The exhibition will continue until April 29th, 2023.
Since Mr. Savethewall presented the first Wallsaved three years ago, these original works have become a must-have for every street art collector, as well as a trend followed by many artists. Mr. Savethewall – The Wallsaved Collection is the title chosen for the exhibition that consecrates the Wallsaved and their inventor and that opens on March 30 in the new space of the Deodato Arte Gallery, in Via Nerino 1, in the center of Milan.
Over 10 new unique creations are displayed, handcrafted using various objects such as road signs, pipes, and old doorbells. This is a new way of bringing street art into exhibition spaces and into the homes of enthusiasts.
“Walls are the real works of art. The overlapping of historical eras, street artists, and historical events that leave an indelible mark, such as a war and the reconstruction. Abandonment and degradation, urban furnishings, posters, stickers, cameras, everything speaks, or rather screams, on a wall. I save the walls by bringing them into homes, collections, museums, exactly as I see them. I portray walls. My Wallsaved pieces are full of details, often they are real-life portraits,” says the artist talking about his latest work.
This new series, on display atDeodato Arte Gallery, does not simply aim to bring street art into homes by creating graffiti on walls, but to transfer the external walls into homes, with all their history. Anything can strike the artist, as well as the passerby – a panel, an electrical box, a road sign, air vents, the peeling of plaster that reveals bricks – and transmit the same feeling experienced on the street. After all, portraits of walls are the reflection of our cities, in which beauty often blends with degradation, nature fights against concrete, and color makes beautiful what we would otherwise ignore.

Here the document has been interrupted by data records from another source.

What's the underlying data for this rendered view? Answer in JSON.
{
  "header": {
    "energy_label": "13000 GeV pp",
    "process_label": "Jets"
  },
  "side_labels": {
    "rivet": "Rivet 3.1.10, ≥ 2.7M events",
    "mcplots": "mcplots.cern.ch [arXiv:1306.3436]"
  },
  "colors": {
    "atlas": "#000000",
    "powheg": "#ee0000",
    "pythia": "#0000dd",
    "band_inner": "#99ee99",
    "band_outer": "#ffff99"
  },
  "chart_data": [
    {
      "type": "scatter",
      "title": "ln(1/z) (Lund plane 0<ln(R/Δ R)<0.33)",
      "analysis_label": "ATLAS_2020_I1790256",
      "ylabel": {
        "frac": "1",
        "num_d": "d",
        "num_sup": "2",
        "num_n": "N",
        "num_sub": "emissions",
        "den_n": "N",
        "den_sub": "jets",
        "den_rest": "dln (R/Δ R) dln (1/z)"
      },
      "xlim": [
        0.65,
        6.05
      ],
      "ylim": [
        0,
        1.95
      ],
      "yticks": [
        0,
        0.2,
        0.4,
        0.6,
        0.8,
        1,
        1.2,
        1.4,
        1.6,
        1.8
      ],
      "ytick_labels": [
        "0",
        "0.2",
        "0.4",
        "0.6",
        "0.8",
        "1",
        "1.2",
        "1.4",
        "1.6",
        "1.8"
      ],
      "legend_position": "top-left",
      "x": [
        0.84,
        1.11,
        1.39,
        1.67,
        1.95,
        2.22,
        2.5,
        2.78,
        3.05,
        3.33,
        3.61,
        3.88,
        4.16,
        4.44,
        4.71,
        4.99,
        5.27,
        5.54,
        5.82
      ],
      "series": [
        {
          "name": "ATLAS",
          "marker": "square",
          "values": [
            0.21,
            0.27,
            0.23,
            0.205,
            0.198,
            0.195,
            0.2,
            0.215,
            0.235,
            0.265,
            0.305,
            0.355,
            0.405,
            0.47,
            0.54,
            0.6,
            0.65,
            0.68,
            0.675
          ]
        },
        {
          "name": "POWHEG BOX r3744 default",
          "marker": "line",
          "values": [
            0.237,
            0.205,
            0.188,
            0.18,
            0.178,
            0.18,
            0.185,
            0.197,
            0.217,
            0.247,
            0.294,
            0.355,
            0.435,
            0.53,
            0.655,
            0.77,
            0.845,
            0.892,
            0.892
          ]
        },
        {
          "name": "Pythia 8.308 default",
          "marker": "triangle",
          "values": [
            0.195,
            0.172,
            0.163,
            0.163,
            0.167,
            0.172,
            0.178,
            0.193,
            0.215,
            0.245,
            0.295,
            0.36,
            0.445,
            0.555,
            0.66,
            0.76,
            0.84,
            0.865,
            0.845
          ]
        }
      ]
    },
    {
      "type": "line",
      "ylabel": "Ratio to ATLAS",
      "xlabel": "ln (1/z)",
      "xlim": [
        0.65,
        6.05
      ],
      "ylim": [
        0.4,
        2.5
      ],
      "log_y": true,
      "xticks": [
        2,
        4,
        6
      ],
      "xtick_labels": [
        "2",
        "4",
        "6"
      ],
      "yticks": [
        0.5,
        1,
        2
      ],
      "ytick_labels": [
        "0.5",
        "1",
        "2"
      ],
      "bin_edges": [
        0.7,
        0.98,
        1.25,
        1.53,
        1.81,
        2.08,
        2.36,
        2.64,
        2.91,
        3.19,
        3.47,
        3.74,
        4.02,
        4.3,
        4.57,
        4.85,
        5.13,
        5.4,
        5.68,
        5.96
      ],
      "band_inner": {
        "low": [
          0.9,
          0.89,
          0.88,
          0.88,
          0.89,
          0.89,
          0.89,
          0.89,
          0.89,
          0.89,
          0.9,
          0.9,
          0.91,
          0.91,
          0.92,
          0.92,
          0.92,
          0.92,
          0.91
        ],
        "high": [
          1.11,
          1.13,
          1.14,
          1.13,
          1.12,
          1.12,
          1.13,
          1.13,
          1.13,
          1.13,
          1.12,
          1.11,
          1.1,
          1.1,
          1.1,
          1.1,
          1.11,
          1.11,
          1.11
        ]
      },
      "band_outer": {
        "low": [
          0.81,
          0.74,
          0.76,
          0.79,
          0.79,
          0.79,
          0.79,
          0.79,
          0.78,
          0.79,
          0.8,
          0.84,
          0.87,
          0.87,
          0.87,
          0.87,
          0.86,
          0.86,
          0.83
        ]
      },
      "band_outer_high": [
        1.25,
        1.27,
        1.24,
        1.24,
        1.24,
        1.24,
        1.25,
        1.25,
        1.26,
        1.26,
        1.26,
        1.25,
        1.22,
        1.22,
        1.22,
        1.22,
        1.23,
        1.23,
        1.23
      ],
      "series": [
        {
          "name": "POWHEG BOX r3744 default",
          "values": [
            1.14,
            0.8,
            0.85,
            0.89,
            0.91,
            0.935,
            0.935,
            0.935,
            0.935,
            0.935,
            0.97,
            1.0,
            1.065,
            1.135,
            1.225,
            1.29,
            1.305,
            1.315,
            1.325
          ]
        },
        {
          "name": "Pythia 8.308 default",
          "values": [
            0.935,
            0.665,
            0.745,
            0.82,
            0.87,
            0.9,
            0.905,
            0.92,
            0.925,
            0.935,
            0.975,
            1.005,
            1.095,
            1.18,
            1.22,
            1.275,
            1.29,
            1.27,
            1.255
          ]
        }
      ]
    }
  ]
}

Among the subjects on display, we find the great classics of Mr. Savethewall’s production, such as the iconic Kiss Me, the anthropomorphic frog, Love Me or Like Me, Love and Psyche of the contemporary era, and Is this Love?, the romantic vandal. Among the most important pieces, we also remember “The Great Wave,” a reflection on the theme of migrants, and “Street Art is Dead,” the artist’s manifesto declaring himself the first post-street artist.”